The harbingers of doom gather as the credit-crunch brings into focus the rising/falling fortunes of lawyers and law firms. There does seem to be a spate of articles appearing contrasting the fabulous earnings of some lawyers, yet hinting at dark times to come. Perhaps, as the season changes from summer to the early suggestion of autumn, the pundits, the journalists and commentators are turning their attention away from sightings of great white sharks off the coast of Britain, away from the Olympics and David Cameron’s interest in Gavin and Stacey, to more serious matters.

By way of illustration… in The Times today there are two articles.  The first has the headline “Lawyers make billions but the good times are ending” by Alex Spence and, the second, also written by Alex Spence,  ” Law firms feel pinch as companies slash legal spending”

We learn from the first Alex Spence article that: “The top 100 commercial law firms earned combined revenues of £13.96 billion in the past financial year, according to a report published today, an increase of 14 per cent on the previous year. Collectively they made £4.35 billion in profits, an average of £473,000 for each equity partner”

And then…. Spence tells us that “According to Legal Business magazine, the highest paid partners at Slaughter and May, one of the City’s oldest and most prestigious firms, earned £2.4 million each last year”

There is a bit of comparative mumbo jumbo with other magic circle firms… but Slaughter & May enjoys the focus with Spence noting that S&M is ‘notoriously reticent about its earnings..fiercely protective about reputation and heritage’ – a rather interesting footnote about the fact that S&M partners lunch together ‘every day’ in the partner’s dining room and then…. a bit to highlight the contrast in fortunes between the large and small… a note that equity partners at leading personal injury specialists Thompsons are only trousering £83,000.  I do seem to recall reading in one of the tabloids, it may have been The Sun, that the average wage in credit-crunched Britain is £23,000.  The Spence article notes that law firms take longer to feel the impact of economic downturn…. ‘but the impact was starting to be felt’.

Spence ends with the portent of doom “Law firms are beginning to look at one of their costliest overheads — their staff — and ask questions.”

Alex Spence then goes on to excite us by writing a second article bearing the same date of publication in which he states “Law firms are feeling the pinch as Britain’s top companies, under pressure from the economic downturn, slash their spending on outside legal advice”  Spence goes on to say that companies are finding it cheaper to hire their own in-house lawyers rather than give work to external law firms.
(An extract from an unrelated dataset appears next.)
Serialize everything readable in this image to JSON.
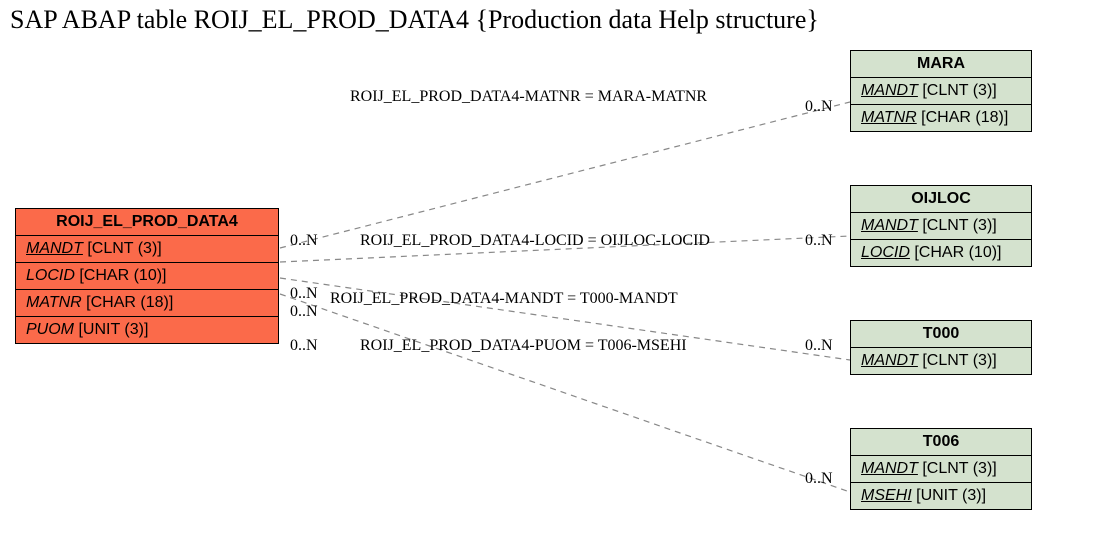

It seems that  in-house lawyers, according to The Times, “earn less than their counterparts in private practice, with a junior lawyer likely to earn between £65,000 and £120,000 a year plus benefits and bonus.”

Spence notes that companies have been finding it difficult to hire lawyers.  This is hardly surprising given the yawning chasm in the earnings of in-house lawyers compared to those in private practice… but… this may well change as law firms start asking questions and firing expensive staff overhead.
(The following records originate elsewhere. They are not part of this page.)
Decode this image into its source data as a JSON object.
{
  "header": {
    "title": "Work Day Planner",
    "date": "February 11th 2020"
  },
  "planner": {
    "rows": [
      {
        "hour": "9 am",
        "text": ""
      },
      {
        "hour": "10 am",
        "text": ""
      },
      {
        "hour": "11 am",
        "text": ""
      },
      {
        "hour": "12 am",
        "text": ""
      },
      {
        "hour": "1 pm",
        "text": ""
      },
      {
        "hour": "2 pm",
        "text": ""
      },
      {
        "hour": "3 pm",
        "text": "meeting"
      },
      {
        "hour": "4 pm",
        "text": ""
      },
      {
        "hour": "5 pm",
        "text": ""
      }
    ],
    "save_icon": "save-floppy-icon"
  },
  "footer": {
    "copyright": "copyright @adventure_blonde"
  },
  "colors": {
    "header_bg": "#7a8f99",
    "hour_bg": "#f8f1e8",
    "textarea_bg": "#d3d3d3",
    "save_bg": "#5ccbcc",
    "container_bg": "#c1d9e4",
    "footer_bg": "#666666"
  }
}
We shall see if these portents of doom are realised. It may well be time for some to have a Damascus moment and talk of work-life balance, to talk of opportunity to practice law at the sharp end of corporate enterprise, rather than remotely through the offices of a law factory, to talk of a long held wish, after building up expertise in a top law firm, to use their skills more directly for the good of Great Britain PLC…. that there is a wider agenda for the modern lawyer of today etc etc etc.  It may well be that these thoughts are music to the ears of company HR departments and the managing partners of law firms alike.  Time will tell.